The class will balance general principles with hands-on experience with some of the tools, languages, and techniques of the modern data stack. Emphasis will be placed on SQL as the primary language of data engineering along with low- or no-code tools that leverage SQL, plus a little python. We’ll walk through building data pipelines end-to-end, from ingesting source data to creating analytical data products that deliver value to organizations. We’ll use business intelligence tools to build visualizations using those data products. We will look at both batch processing and streaming systems to understand their pros and cons.

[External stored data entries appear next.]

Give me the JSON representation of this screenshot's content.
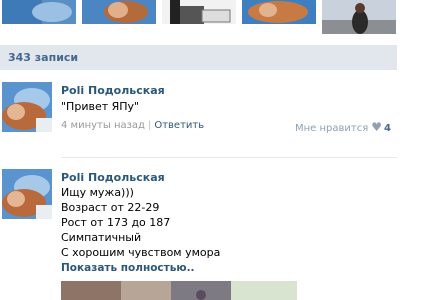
{
  "wall": {
    "count_label": "343 записи"
  },
  "posts": [
    {
      "author": "Poli Подольская",
      "text": "\"Привет ЯПу\"",
      "time": "4 минуты назад",
      "separator": "|",
      "reply_label": "Ответить",
      "like_label": "Мне нравится",
      "like_icon": "heart-icon",
      "like_count": "4"
    },
    {
      "author": "Poli Подольская",
      "text_lines": [
        "Ищу мужа)))",
        "Возраст от 22-29",
        "Рост от 173 до 187",
        "Симпатичный",
        "С хорошим чувством умора"
      ],
      "show_more_label": "Показать полностью.."
    }
  ],
  "colors": {
    "link": "#2b587a",
    "count_bar_bg": "#e1e7ed",
    "meta_gray": "#999999"
  }
}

We’ll talk about data lakes, data warehouses, ETL/ELT, and batch and streaming systems to understand the pros and cons of each. We will look at issues around data quality, understand the uses of data catalogs, examine data lineage and data profiling tools, and discuss data governance in organizations. Time permitting, we’ll also discuss trends and future directions in data engineering. https://www.ischool.utexas.edu/sites/default/files/webform/syllabi/Data%20Engineering%20Draft%20Course%20Schedule.pdf

PREREQUISITES

Upper-division standing; Informatics 310D and Informatics 304 (or one of the following approved substitutions: C S 303E, C S 312, C S 312H, C S 313E).

RESTRICTIONS

Informatics majors will have top registration priority through the early periods of registration. Informatics minors are encouraged to join the waitlist, which will begin promoting students on July 18 if seats remain available.

All other students will need to complete this Registration Support Questionnaire in order to request a seat in any of our classes.